(Bloomberg) -- Stocks generally rally two years out from a recession before declining in the final year, and it looks like the current U.S. expansion could end as soon as late 2019, according to Guggenheim Partners.
Near-term recession risk is low, but longer-term risks are rising, according to a recent report from the investment firm, which manages more than $290 billion. Returns can remain strong in 2018 but investors should prepare to turn defensive in a year's time, positioning for widening credit spreads and falling equity valuations, said authors including global chief investment officer Scott Minerd.
“In the last five comparable cycles the S&P 500 has rallied an average of 16.2 percent in the penultimate year of the expansion, before falling 3.8 percent in the final 12 months,” the authors wrote.

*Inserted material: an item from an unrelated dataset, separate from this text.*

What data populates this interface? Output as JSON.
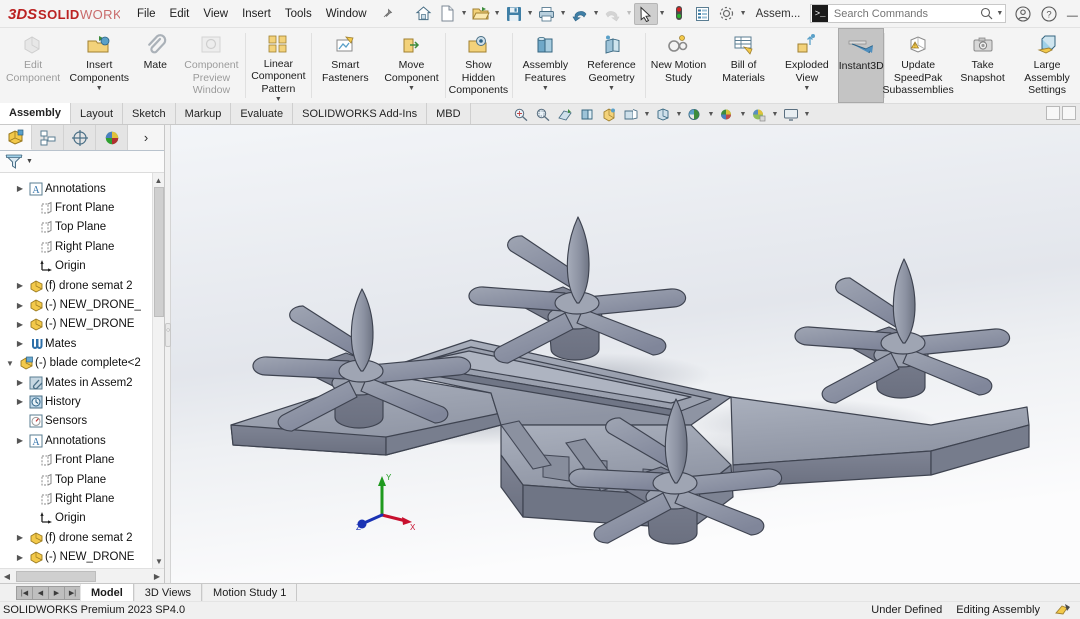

Based on their model, the next recession will begin in late 2019 to mid-2020.
The report comes during a week of frenzied bargaining among Republicans over how to shape a tax overhaul that could end up adding a fiscal boost to U.S. economic growth just as the Federal Reserve withdraws monetary stimulus. Analysts surveyed by Bloomberg currently forecast gross domestic product to accelerate to 2.5 percent in 2018 before falling to 2.1 percent in 2019.
Guggenheim's analysis of six leading indicators including the gap between the unemployment rate and the natural rate of unemployment, the Treasury yield curve and the stance of monetary policy suggests the economy still has room to expand for about two years, they wrote. The study examined five cycles ending in the years 1970 through 2007.
“Predicting downturns is a notoriously difficult endeavor, but the fact that a variety of approaches all point to the same time frame for a recession gives us confidence in our view,” Guggenheim wrote.